El CD Badajoz selló su regreso a la Segunda Federación en una final de playoff llena de tensión y emoción que terminó con un empate 1-1 en Zaragoza. La alegría invadió a jugadores, cuerpo técnico y simpatizantes, dando paso a una celebración que dejó imágenes inolvidables. Entre los protagonistas inesperados de esa noche destacó un mono decorativo que, desde entonces, se ha convertido en un símbolo del éxito del equipo.

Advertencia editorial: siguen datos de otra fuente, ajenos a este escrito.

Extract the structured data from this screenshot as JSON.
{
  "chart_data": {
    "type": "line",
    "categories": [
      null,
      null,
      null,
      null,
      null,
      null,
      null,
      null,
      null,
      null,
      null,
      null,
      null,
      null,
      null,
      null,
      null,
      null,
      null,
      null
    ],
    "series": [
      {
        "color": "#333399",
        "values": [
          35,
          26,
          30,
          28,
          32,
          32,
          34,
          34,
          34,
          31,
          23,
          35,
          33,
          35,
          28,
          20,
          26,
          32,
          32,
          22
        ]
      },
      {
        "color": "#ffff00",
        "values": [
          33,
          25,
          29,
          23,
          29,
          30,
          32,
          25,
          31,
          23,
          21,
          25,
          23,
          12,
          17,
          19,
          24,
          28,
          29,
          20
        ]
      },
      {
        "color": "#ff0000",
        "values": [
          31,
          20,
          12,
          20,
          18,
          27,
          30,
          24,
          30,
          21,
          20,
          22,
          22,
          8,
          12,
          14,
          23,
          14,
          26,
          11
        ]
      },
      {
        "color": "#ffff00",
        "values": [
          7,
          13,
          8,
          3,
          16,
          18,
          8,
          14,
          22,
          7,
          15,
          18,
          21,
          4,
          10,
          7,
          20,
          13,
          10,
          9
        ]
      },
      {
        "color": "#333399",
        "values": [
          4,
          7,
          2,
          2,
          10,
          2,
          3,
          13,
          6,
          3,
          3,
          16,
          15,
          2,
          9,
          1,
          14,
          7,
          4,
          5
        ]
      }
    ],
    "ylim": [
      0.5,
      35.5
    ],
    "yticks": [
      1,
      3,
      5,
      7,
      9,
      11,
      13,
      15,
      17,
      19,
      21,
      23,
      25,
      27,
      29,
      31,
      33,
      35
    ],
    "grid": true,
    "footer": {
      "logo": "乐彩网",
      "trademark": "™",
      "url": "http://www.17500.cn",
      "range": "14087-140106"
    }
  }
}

La historia del mono comenzó cuando Fran Miranda, jugador del equipo, tomó una figura decorativa en un restaurante de Zaragoza donde el plantel celebraba el ascenso. Lo que parecía un simple objeto del local se integró rápidamente en la fiesta: los futbolistas continuaron la celebración cargando con el mono, que se ganó el cariño de todos como un compañero más de la plantilla.

El club difundió en sus redes varias imágenes del mono junto a miembros importantes del equipo, como Antonio Pavón y David Calles. Éste apareció "vestido" con sombreros y joyas para las ocasiones, reforzando su presencia destacada. La figura decorativa incluso formó parte de la celebración en el Ayuntamiento de Badajoz y en la emblemática fuente ubicada en la plaza de la Constitución.

Este gesto, que empezó como una anécdota, adquirió gran popularidad entre la afición, convirtiendo al mono en un nuevo emblema que representa no solo la alegría del ascenso, sino también la unión y espíritu festivo del CD Badajoz en un día histórico para el club y su hinchada.